4. Reading Order — Error Rate: 0.043 (Lowest)

Reads like a human by reconstructing logical reading flow
Predicts order for titles, body text, images, and captions

---

More Than Just OCR — Broad Competence

Beyond its four core strengths, PaddleOCR-VL excels in:

Chart extraction
Multi-column layout reconstruction
Multi-page structured analysis

---

Under the Hood — Why It’s So Effective

Architectural Innovation

Two-stage design:
PP-DocLayoutV2: Layout analysis, semantic region detection, reading order prediction
PaddleOCR-VL-0.9B: Fine-grained recognition of text, formulas, tables, charts
Reduces hallucinations and misalignment common in multimodal models

Training Strategy

Over 30 million samples covering text, tables, formulas, charts
Data sourced from public datasets, synthetic generation, web sampling, and proprietary Baidu sets
Difficult-case mining ensures robustness

Performance Metrics

1881 tokens/s on a single A100 GPU
Text edit distance: 0.035
Formula CDM: 91.43
Table TEDS: 89.76
Reading order error: 0.043

---

Real-World Testing: Wang Xingxing’s MS Thesis

Tested on Unitree Robotics founder Wang Xingxing’s thesis — a challenging mix of:

Inline and standalone formulas
Charts and illustrations
Complex layouts

PaddleOCR-VL handled:

Page logic reconstruction
Diagram extraction
Mixed content pages

---

Industry Impact

Key insights:

Breaks the myth: “Big models are always better” — shows small, specialized models can lead in accuracy and efficiency
Ideal for document-heavy industries: finance, education, government, research
Integrates well into RAG systems for high-quality, controllable knowledge inputs

OCR has shifted from being a “text recognition tool” to a strategic entry point for AI to understand real-world unstructured data.
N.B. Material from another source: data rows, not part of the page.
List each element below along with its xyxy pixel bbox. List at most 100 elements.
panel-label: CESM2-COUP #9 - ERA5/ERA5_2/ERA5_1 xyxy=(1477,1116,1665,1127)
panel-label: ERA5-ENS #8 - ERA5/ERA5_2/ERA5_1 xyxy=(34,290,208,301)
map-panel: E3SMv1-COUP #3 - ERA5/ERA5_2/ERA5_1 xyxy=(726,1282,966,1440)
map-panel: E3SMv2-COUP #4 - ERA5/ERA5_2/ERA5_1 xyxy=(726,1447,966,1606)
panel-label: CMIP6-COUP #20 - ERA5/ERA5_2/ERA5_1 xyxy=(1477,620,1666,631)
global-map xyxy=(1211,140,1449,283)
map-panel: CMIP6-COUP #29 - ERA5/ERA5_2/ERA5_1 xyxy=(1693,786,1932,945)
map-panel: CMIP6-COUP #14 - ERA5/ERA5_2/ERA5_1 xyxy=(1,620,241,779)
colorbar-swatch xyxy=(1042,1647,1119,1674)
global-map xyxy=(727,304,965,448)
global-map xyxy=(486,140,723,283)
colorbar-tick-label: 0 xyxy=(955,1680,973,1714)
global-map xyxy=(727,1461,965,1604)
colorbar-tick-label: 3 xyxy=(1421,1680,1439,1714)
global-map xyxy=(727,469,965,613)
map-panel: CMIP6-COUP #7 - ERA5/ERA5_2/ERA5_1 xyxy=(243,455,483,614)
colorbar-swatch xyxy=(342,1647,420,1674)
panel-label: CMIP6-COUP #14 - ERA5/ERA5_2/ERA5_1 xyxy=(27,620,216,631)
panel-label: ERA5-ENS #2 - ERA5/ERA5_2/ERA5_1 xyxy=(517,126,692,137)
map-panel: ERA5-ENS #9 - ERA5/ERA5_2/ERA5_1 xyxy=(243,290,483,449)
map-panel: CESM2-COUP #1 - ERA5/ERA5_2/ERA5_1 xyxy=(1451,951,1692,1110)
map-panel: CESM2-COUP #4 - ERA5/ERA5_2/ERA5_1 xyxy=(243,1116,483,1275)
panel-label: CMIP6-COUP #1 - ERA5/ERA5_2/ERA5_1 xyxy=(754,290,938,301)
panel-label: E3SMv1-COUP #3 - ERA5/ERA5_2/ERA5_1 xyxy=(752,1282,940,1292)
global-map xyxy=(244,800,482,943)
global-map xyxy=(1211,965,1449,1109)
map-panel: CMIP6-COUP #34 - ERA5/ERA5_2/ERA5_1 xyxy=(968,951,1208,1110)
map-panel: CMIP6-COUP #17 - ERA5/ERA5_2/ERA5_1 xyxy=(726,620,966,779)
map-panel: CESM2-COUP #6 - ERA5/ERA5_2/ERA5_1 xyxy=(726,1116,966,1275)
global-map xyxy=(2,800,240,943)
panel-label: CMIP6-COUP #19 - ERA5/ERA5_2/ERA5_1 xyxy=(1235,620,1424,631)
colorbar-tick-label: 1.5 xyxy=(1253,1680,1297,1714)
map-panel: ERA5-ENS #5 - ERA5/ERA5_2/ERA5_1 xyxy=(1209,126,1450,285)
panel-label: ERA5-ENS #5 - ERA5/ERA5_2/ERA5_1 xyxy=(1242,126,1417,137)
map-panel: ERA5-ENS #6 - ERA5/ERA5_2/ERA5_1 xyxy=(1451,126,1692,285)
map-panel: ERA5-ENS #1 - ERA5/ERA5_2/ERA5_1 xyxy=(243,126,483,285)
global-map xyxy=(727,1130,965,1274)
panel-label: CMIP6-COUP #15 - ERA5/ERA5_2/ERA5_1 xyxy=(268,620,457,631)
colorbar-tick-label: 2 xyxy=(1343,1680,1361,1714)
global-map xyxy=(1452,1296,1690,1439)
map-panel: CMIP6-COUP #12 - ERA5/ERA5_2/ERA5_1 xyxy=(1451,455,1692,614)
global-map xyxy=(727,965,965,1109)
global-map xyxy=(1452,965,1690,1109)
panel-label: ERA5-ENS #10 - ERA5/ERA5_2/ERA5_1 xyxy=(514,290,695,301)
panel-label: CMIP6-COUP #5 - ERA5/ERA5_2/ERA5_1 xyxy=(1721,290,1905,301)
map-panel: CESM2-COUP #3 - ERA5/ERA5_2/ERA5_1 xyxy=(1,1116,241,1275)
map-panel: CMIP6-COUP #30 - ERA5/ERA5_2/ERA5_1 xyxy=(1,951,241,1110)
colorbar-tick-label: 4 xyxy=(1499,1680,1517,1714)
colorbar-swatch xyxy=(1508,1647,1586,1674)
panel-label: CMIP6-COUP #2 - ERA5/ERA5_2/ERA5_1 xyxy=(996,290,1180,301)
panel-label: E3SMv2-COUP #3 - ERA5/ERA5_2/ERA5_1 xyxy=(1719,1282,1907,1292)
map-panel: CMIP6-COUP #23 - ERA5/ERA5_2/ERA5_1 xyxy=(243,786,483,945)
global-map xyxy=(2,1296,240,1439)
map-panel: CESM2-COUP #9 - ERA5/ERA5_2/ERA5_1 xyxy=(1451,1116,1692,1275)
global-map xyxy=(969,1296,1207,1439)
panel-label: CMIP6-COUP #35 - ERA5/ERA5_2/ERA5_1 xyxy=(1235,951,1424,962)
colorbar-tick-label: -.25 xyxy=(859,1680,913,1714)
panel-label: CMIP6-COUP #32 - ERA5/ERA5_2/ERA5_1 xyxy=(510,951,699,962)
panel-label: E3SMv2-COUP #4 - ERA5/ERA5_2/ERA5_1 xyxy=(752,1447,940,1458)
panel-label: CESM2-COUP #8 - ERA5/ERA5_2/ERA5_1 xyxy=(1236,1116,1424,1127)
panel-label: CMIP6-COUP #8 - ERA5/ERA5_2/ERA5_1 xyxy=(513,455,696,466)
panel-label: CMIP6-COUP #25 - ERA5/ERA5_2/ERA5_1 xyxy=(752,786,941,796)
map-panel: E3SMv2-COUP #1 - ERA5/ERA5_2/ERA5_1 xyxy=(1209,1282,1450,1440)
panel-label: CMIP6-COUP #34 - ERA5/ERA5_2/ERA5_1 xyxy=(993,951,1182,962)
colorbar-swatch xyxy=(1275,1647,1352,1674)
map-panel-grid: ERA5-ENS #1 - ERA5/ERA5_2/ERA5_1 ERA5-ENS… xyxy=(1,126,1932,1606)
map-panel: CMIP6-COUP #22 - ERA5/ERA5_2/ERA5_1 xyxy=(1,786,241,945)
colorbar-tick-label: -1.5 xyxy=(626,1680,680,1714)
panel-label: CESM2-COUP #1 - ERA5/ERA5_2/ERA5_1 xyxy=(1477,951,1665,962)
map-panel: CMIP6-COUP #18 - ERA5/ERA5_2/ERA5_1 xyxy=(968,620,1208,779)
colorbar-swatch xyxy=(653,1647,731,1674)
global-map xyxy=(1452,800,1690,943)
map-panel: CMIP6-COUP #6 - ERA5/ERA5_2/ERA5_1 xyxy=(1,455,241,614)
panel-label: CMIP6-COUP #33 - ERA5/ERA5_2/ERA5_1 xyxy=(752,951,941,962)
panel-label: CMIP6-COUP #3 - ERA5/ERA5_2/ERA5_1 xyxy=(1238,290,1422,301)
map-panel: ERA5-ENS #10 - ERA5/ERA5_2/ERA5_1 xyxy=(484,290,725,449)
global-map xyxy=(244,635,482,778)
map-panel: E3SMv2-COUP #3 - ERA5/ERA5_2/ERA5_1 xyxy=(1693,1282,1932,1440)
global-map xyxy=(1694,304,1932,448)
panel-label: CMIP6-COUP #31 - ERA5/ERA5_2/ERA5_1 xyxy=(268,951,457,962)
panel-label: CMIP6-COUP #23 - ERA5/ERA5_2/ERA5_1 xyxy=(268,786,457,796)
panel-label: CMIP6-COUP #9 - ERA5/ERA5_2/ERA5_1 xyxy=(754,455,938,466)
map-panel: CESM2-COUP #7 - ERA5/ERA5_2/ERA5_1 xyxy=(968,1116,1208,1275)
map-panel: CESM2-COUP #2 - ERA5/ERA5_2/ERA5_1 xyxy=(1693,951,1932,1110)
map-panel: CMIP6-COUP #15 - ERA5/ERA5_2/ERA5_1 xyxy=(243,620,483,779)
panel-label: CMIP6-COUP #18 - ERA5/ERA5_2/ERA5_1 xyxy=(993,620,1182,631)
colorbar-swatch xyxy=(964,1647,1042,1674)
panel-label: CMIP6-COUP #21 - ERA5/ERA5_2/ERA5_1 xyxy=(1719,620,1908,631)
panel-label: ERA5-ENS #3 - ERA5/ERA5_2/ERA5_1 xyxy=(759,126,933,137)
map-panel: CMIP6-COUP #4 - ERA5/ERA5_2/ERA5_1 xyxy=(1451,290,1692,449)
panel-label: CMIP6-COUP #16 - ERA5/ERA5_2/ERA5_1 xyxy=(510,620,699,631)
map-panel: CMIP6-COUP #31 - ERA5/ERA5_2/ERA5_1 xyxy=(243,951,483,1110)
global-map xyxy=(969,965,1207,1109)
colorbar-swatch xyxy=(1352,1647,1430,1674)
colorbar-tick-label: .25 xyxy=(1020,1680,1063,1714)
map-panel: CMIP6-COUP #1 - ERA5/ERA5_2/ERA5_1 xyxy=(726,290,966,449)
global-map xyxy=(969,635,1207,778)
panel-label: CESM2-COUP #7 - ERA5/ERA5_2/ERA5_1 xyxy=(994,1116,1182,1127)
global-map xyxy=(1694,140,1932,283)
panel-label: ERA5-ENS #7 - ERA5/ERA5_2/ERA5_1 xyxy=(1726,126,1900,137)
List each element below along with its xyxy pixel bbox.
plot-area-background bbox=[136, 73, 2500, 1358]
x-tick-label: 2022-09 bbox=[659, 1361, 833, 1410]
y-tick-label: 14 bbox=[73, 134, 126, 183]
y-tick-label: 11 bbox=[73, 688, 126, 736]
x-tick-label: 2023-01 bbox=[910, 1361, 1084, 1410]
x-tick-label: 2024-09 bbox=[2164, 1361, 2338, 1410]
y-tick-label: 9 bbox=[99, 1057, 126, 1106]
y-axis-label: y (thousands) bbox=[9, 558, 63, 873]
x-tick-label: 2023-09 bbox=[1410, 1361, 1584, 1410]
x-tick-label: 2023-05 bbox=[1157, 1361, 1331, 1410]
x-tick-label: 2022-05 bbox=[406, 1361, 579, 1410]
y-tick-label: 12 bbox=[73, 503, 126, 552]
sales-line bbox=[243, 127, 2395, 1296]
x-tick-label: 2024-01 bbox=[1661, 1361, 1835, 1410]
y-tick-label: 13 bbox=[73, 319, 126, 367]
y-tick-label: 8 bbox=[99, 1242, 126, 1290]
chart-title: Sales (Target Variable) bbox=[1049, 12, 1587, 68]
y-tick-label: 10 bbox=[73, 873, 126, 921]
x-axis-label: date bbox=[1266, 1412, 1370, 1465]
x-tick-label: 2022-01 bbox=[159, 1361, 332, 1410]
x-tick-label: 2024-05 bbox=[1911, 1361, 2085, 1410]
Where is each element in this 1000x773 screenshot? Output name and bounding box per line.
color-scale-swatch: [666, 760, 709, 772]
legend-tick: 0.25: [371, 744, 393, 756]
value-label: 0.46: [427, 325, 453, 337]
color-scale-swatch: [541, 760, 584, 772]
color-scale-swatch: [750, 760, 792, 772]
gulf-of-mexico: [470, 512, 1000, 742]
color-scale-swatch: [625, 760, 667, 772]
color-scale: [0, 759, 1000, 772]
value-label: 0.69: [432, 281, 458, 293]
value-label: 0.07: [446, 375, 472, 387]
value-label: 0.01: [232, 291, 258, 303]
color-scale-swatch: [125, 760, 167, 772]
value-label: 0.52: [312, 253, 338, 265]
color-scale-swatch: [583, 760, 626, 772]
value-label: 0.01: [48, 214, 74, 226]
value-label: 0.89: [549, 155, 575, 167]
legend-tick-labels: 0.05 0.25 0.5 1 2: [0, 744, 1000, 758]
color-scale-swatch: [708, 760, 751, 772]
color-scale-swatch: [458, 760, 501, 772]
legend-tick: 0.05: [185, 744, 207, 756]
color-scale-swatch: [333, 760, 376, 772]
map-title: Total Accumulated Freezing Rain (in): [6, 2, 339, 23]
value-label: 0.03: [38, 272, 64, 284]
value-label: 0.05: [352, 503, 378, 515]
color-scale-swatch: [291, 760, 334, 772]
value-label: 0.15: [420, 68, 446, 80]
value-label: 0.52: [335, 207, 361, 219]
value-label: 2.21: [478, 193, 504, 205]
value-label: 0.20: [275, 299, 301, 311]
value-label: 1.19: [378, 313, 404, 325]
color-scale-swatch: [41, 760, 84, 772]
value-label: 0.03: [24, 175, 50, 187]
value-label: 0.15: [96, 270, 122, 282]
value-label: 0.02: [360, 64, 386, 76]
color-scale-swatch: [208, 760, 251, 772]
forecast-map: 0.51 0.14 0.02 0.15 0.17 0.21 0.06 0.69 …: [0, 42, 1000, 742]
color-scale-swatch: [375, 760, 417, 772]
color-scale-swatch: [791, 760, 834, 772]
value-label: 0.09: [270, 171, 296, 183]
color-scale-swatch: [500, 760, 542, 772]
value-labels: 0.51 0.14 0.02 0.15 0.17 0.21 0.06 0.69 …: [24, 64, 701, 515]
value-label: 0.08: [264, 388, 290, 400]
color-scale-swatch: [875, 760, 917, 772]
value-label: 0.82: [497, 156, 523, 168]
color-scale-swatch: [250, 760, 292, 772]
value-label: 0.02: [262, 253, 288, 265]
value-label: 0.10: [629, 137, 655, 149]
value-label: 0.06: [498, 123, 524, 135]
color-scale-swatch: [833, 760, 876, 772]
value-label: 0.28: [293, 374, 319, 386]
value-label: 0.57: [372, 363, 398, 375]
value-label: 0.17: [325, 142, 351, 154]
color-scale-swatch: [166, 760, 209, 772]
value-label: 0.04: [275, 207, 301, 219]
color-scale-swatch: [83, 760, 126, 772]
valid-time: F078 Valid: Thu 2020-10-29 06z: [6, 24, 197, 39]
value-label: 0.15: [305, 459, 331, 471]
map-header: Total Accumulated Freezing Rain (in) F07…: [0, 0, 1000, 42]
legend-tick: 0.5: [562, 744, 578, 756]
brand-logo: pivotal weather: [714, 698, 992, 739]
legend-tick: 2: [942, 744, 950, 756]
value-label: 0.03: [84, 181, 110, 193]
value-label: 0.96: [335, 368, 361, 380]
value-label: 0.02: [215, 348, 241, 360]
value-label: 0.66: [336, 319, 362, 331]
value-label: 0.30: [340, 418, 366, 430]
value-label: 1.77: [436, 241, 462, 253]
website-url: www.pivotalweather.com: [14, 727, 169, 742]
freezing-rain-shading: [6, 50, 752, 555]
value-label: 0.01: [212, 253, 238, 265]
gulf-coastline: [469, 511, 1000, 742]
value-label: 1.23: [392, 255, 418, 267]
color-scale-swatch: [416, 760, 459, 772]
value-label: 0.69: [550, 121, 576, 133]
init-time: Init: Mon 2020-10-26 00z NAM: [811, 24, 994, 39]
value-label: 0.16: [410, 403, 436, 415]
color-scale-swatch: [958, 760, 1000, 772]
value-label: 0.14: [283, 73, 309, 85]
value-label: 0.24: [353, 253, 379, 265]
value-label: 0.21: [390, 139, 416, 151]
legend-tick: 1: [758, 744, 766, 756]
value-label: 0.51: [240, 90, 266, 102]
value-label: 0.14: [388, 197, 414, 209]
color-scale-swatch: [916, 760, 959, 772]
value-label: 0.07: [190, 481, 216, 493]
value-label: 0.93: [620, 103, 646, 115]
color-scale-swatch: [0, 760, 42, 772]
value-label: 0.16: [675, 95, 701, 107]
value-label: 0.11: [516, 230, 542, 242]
Precision in OCR directly impacts the reliability of downstream AI tasks in search, Q&A, and analytics.

---

Open Source & Resources

GitHub: https://github.com/PaddlePaddle/PaddleOCR
Technical Report: https://arxiv.org/pdf/2510.14528
Demo: https://aistudio.baidu.com/application/detail/98365

---

PaddleOCR-VL in AI Content Ecosystem

Platforms like AiToEarn enable creators to integrate PaddleOCR-VL into AI-powered workflows:

Multi-platform content publishing (Douyin, Kwai, WeChat, Bilibili, Xiaohongshu, Facebook, Instagram, LinkedIn, Threads, YouTube, Pinterest, X)
Analytics and monetization
Open-source toolkits: AiToEarn GitHub
Model ranking insights: AI模型排名

By combining high-precision OCR parsing with publishing and analytics frameworks, content creators can streamline workflows from document analysis to cross-platform monetization.

---

Bottom Line

PaddleOCR-VL stands out as:

Lightweight yet powerful
Industry adaptable
Global benchmark setter

It is not only advancing the OCR field but also showing how targeted design and smart engineering can challenge — and outperform — much larger multimodal models.